Secondly, in the context of CollVA, there is the notion of "cheapest to deliver" (CTD), referring to the type of collateral which is selected according to the lowest interest rates in the market. So, also here we deal with portfolio optimisation techniques. Models for CTD have already been implemented in the case of deterministic governing interest rates. However, due to this deterministic modelling, the sensitivities related to the CTD decisions fluctuate highly which implies that the cheapest to deliver asset may change on a daily basis, which may be undesirable in practice. We will focus on a stochastic interest rate model and a way the determine efficient sensitivities, so that the impact of volatilities would enter the CTD decisioning. Machine learning and optimization will be incorporated.

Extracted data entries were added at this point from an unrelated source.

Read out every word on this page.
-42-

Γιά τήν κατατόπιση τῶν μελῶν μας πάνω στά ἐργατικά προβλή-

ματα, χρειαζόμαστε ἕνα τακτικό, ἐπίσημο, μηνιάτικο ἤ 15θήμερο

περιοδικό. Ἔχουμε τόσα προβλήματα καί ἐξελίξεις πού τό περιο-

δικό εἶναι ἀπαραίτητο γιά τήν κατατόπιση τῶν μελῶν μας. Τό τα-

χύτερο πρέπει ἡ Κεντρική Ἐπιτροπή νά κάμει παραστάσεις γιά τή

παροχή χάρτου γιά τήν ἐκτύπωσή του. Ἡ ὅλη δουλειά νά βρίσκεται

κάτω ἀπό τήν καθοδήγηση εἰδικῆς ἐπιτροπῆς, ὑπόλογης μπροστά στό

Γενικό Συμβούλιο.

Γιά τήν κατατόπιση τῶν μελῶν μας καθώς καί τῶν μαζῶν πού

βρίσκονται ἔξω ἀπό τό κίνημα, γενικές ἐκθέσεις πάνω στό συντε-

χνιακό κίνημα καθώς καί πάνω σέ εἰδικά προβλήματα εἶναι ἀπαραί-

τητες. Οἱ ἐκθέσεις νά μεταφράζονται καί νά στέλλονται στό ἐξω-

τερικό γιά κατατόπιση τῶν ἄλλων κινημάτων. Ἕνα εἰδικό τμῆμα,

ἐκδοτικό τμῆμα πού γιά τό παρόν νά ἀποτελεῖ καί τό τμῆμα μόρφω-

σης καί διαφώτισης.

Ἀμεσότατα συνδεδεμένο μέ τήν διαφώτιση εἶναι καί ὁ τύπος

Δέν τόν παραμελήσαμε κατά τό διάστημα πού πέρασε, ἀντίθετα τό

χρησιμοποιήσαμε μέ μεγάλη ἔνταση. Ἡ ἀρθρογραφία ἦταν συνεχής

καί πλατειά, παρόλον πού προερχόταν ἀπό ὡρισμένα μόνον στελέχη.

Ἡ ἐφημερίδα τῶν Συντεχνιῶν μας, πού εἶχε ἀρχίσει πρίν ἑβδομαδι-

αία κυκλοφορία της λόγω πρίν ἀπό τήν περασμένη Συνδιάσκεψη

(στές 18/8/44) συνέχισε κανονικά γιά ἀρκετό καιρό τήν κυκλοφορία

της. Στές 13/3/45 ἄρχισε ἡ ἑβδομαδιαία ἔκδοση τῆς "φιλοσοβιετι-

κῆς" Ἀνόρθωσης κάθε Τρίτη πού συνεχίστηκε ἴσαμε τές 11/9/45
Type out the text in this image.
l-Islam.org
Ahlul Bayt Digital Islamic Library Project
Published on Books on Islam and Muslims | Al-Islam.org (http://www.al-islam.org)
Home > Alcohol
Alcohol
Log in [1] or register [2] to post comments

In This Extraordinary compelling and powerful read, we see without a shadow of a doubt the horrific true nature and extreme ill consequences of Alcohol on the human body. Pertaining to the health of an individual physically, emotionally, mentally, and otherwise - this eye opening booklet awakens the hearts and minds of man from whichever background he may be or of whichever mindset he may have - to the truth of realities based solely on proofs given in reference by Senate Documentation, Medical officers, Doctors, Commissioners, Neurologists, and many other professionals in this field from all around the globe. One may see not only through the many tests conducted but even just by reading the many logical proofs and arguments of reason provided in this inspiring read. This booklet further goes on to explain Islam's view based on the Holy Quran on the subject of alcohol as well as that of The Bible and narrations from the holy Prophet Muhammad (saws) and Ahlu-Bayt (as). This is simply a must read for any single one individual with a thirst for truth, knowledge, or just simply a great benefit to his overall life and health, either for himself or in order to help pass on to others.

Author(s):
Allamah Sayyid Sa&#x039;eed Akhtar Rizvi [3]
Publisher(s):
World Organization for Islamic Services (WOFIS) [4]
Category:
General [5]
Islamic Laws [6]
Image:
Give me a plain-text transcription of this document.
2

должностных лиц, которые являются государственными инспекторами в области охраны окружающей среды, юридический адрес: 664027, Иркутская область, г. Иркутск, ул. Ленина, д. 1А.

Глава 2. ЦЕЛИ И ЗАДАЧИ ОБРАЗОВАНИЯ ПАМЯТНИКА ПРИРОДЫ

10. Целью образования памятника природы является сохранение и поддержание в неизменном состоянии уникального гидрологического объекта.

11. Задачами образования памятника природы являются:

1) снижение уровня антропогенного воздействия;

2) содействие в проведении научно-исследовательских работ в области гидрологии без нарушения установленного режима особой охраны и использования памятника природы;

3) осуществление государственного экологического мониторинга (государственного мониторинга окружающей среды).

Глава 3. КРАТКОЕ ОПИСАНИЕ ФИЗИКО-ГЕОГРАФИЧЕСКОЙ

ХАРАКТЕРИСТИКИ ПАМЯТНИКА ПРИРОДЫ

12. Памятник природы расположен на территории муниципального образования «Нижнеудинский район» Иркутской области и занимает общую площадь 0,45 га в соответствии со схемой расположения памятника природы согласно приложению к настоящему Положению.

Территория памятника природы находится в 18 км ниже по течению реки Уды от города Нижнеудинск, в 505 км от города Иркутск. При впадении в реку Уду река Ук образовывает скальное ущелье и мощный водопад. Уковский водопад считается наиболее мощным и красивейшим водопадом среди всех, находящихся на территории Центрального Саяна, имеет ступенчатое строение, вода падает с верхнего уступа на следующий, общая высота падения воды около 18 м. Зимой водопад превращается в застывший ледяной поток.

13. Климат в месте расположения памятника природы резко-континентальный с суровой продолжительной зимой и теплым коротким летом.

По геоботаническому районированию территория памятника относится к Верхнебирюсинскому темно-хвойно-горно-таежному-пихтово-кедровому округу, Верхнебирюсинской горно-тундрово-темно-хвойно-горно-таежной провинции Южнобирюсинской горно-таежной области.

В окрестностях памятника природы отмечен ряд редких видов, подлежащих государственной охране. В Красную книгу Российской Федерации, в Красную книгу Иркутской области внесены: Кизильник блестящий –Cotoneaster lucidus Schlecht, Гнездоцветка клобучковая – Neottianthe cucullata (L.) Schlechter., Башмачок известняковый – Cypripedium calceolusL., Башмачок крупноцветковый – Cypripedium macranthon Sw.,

ESR6: Unified model for XVA, including WWR, FTD and Rating. Standard models to compute XVA describe the dynamics of the underlying (interest rates, FX, ...) and the evolution of the default times, however, often a simplified approach is used. For instance, default times of two counterparties are often modelled separately with the first-to-default (FTD) impact ignored or approximated, wrong/right way risk (WWR/RWR) is assumed to be negligible, dependence relations between rating transitions and credit spreads are disregarded. Such simplifications may lead to erroneous results. The purpose of the project is to present a universal model to compute XVA taking into account the above features in a unified way. Such model would jointly describe default times, credit/funding spreads, rating transitions and underlying (including credit) and will be implemented and tested in realistic market situations. The first part of the project will be devoted to review FTD, WWR and spread/rating joint dynamics, leading to a selection of available models. These models will then be evaluated, providing an exhaustive list of pros and cons, taking into account financial behaviour, data calibration, robustness, implementation characteristics, risk management and model validation, adaptability to possible evolutions. Such evaluation will be performed by implementing the most promising models and comparing outputs against a common test framework. Resulting will be a universal model whose behaviour is validated for a portfolio of trades under realistic market conditions.